True Places Never Are


Cate McGowan’s debut collection, True Places Never Are, winner of the 2014 Moon City Press Short Fiction Award and a finalist for the Lascaux Review 2015 Short Fiction Collection Contest, introduces us to an assortment of unforgettable characters who are on a voyage through loss and salvation.

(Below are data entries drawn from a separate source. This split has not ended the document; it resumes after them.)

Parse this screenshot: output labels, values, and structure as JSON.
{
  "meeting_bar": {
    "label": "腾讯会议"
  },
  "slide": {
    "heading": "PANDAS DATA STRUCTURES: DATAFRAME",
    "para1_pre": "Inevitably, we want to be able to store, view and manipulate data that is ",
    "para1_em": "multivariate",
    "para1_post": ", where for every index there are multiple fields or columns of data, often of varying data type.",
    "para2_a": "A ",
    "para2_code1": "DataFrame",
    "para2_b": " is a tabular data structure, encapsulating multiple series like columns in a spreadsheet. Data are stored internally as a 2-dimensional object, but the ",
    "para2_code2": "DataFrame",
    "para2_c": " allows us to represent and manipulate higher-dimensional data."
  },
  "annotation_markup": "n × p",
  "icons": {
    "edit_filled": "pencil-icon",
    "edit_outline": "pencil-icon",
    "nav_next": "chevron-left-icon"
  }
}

McGowan’s book title borrows from Moby Dick: “It is not down in any map; true places never are.” And the characters who populate these stories venture into wondrous worlds as knotty and distressing as the locales they aim to leave or love: Blue, with his frenetic need to paint, yearns for a traveling woman, a possible mermaid who suffers from narcolepsy; Tara and David float between childhood and adult responsibility, intertwine in a languid swim on the cusp of. . . something; Violet Gray Witherspoon, with her name of nouns, spills yearning onto secret pages; Jebediah Rucker dances with sacrifice, then freedom. True Places is like a road trip full of surprises, where superheroes emerge in unlikely places, rats expose themselves in a prison yard, a crop of immigrant birds wings its way through clouds.

McGowan’s stories will pull you into the picture, close enough to taste the paint fresh on the canvas. Indeed, this book will take you to places you never dreamed you’d visit, but you won’t regret the journey. Fasten your seat belt for a memorable ride.